Michael Gerson on Climate Change

Michael Gerson has some interesting and useful comments on the solution to climate change in the Washington Post:

In 1975, Los Angeles exceeded the ozone standard 192 days out of the year -- meaning the choking smog was so bad that children, the elderly and the infirm were better off avoiding the risky practice of outdoor breathing. In 2005, the ozone standard was exceeded on just 27 days. Los Angeles has had 30 years of consistent improvement in reducing smog.

As conservatives would expect, these gains were largely the result of technology -- the catalytic converter in automobiles and reformulated gasoline -- and not by pedaling to work or undoing the Industrial Revolution. Smog was reduced mainly by innovation, not austerity.

But liberals are correct about something else: This technological progress would not have taken place as a result of the free market alone. Easterbrook argues that as long as producing pollution is a free good -- without cost to the polluter -- there is little economic incentive to produce new methods to restrict it. Federal and state regulations on auto emissions and air quality created an environment in which the invention of new technologies was economically necessary.

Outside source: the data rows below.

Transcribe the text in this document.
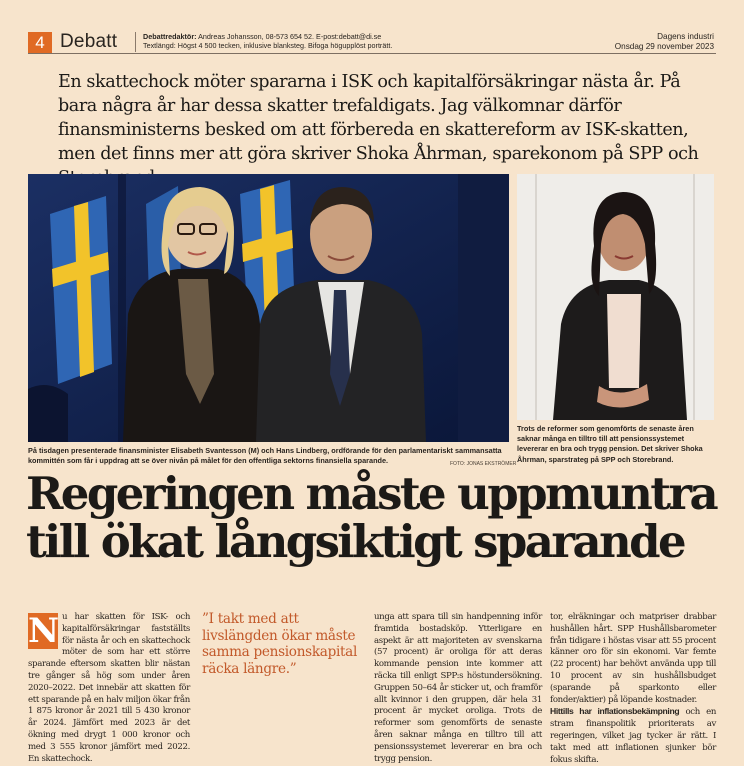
4 Debatt	Debattredaktör: Andreas Johansson, 08-573 654 52. E-post:debatt@di.se
Textlängd: Högst 4 500 tecken, inklusive blanksteg. Bifoga högupplöst porträtt.
Dagens industri
Onsdag 29 november 2023
En skattechock möter spararna i ISK och kapitalförsäkringar nästa år. På bara några år har dessa skatter trefaldigats. Jag välkomnar därför finansministerns besked om att förbereda en skattereform av ISK-skatten, men det finns mer att göra skriver Shoka Åhrman, sparekonom på SPP och
På tisdagen presenterade finansminister Elisabeth Svantesson (M) och Hans Lindberg, ordförande för den parlamentariskt sammansatta kommittén som får i uppdrag att se över nivån på målet för den offentliga sektorns finansiella sparande.	FOTO: JONAS EKSTRÖMER
Trots de reformer som genomförts de senaste åren saknar många en tilltro till att pensionssystemet levererar en bra och trygg pension. Det skriver Shoka Åhrman, sparstrateg på SPP och Storebrand.
Regeringen måste uppmuntra till ökat långsiktigt sparande
N u har skatten för ISK- och kapitalförsäkringar fastställts för nästa år och en skattechock möter de som har ett större sparande eftersom skatten blir nästan tre gånger så hög som under åren 2020–2022. Det innebär att skatten för ett sparande på en halv miljon ökar från 1 875 kronor år 2021 till 5 430 kronor år 2024. Jämfört med 2023 är det ökning med drygt 1 000 kronor och med 3 555 kronor jämfört med 2022. En skattechock.
”I takt med att livslängden ökar måste samma pensionskapital räcka längre.”
unga att spara till sin handpenning inför framtida bostadsköp. Ytterligare en aspekt är att majoriteten av svenskarna (57 procent) är oroliga för att deras kommande pension inte kommer att räcka till enligt SPP:s höstundersökning. Gruppen 50–64 år sticker ut, och framför allt kvinnor i den gruppen, där hela 31 procent är mycket oroliga. Trots de reformer som genomförts de senaste åren saknar många en tilltro till att pensionssystemet levererar en bra och trygg pension.
tor, elräkningar och matpriser drabbar hushållen hårt. SPP Hushållsbarometer från tidigare i höstas visar att 55 procent känner oro för sin ekonomi. Var femte (22 procent) har behövt använda upp till 10 procent av sin hushållsbudget (sparande på sparkonto eller fonder/aktier) på löpande kostnader.
Hittills har inflationsbekämpning och en stram finanspolitik prioriterats av regeringen, vilket jag tycker är rätt. I takt med att inflationen sjunker bör fokus skifta.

There are lessons here in the controversy over global warming. The debate is less and less about the existence of the problem itself. A consensus has hardened and broadened that global temperatures are increasing, that humans have contributed to the rise and that this is eventually a bad thing for the planet -- views held by the environmental movement and publicly affirmed by the current president. The differences come on whether these environmental changes are likely to be gradual and manageable or swift and apocalyptic. Here, the scientific computer simulations are complex and speculative, and their conclusions are sometimes wildly overplayed.

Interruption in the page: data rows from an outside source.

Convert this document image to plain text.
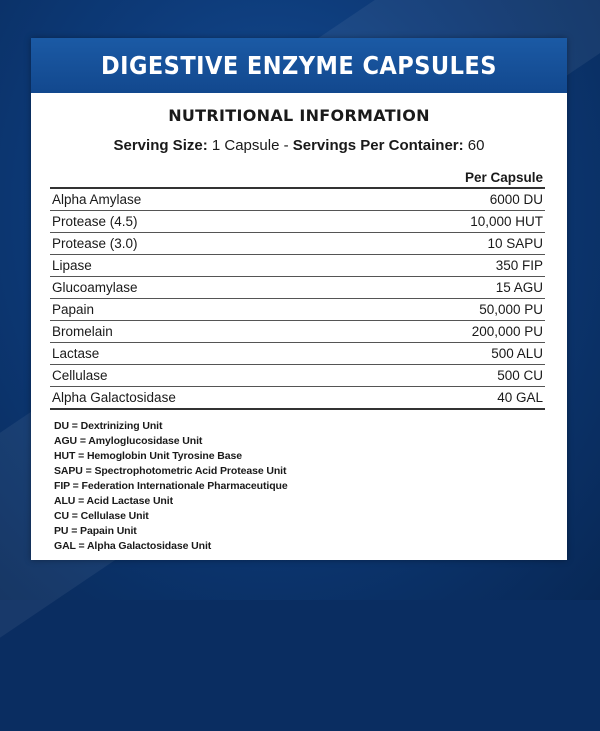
DIGESTIVE ENZYME CAPSULES
NUTRITIONAL INFORMATION
Serving Size: 1 Capsule - Servings Per Container: 60
Per Capsule
Alpha Amylase	6000 DU
Protease (4.5)	10,000 HUT
Protease (3.0)	10 SAPU
Lipase	350 FIP
Glucoamylase	15 AGU
Papain	50,000 PU
Bromelain	200,000 PU
Lactase	500 ALU
Cellulase	500 CU
Alpha Galactosidase	40 GAL
DU = Dextrinizing Unit
AGU = Amyloglucosidase Unit
HUT = Hemoglobin Unit Tyrosine Base
SAPU = Spectrophotometric Acid Protease Unit
FIP = Federation Internationale Pharmaceutique
ALU = Acid Lactase Unit
CU = Cellulase Unit
PU = Papain Unit
GAL = Alpha Galactosidase Unit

Hysteria on the environment is a liberal temptation. Prudence, however, remains a conservative virtue, and it requires the issue of warming to be addressed.

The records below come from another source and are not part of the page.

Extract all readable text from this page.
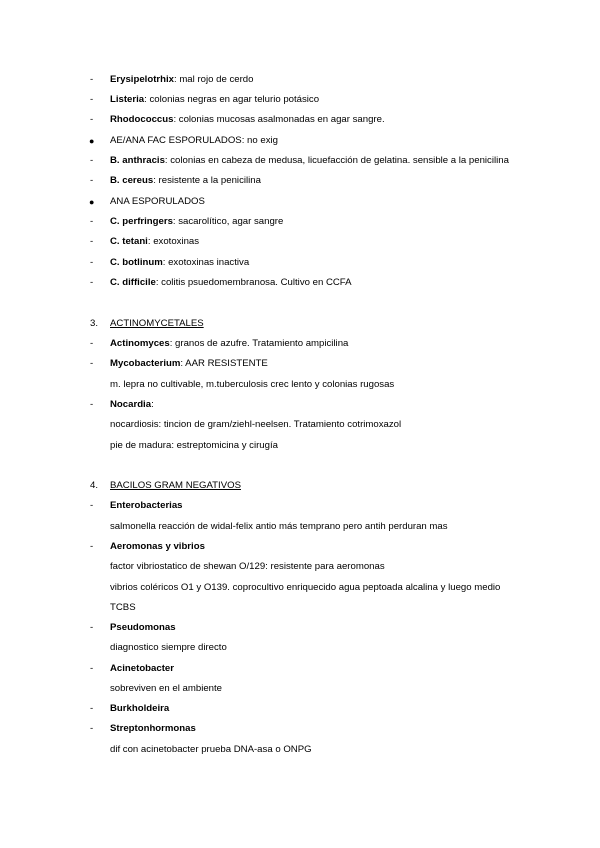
- Erysipelotrhix: mal rojo de cerdo
- Listeria: colonias negras en agar telurio potásico
- Rhodococcus: colonias mucosas asalmonadas en agar sangre.
● AE/ANA FAC ESPORULADOS: no exig
- B. anthracis: colonias en cabeza de medusa, licuefacción de gelatina. sensible a la penicilina
- B. cereus: resistente a la penicilina
● ANA ESPORULADOS
- C. perfringers: sacarolítico, agar sangre
- C. tetani: exotoxinas
- C. botlinum: exotoxinas inactiva
- C. difficile: colitis psuedomembranosa. Cultivo en CCFA
3. ACTINOMYCETALES
- Actinomyces: granos de azufre. Tratamiento ampicilina
- Mycobacterium: AAR RESISTENTE
m. lepra no cultivable, m.tuberculosis crec lento y colonias rugosas
- Nocardia:
nocardiosis: tincion de gram/ziehl-neelsen. Tratamiento cotrimoxazol
pie de madura: estreptomicina y cirugía
4. BACILOS GRAM NEGATIVOS
- Enterobacterias
salmonella reacción de widal-felix antio más temprano pero antih perduran mas
- Aeromonas y vibrios
factor vibriostatico de shewan O/129: resistente para aeromonas
vibrios coléricos O1 y O139. coprocultivo enriquecido agua peptoada alcalina y luego medio
TCBS
- Pseudomonas
diagnostico siempre directo
- Acinetobacter
sobreviven en el ambiente
- Burkholdeira
- Streptonhormonas
dif con acinetobacter prueba DNA-asa o ONPG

But is it addressable? Would any politically feasible policy changes by Congress and the president make a dent in this trend? There is good reason for skepticism. American emissions of greenhouse gases such as carbon dioxide are only part of a global problem. China and India are quickly building new coal-fired power plants to sustain massive economic growth. According to one estimate, China surpassed the United States in the production of greenhouse gases last year. We are only at the beginning of globalization -- and right now, that process is inseparable from the burning of fossil fuels. American restrictions on greenhouse gases, in isolation, would not be decisive.

This is not, however, an excuse for inaction. There is another, more compelling reason to consider a cap on the production of carbon dioxide. As in the case of fighting Los Angeles smog, this type of government regulation would create economic incentives for the development of new technologies -- incentives that do not exist in the free market. Capturing and storing carbon dioxide from power plants, by all accounts, is a difficult technical challenge. But the problem is much more likely to be solved if someone has a direct economic interest in solving it.



Read it all here.

Given the experience in Europe, I remain deeply sceptical about cap and change proposals. I think that a carbon tax (coupled with a rebate to make the system revenue neutral) is a far more effective solution. Still, a cap proposal appear to be the only politically viable option right now, and some action is better than none. And, more importantly, i am happy that Gerson and I are arguing over the solution instead of the existence of the problem.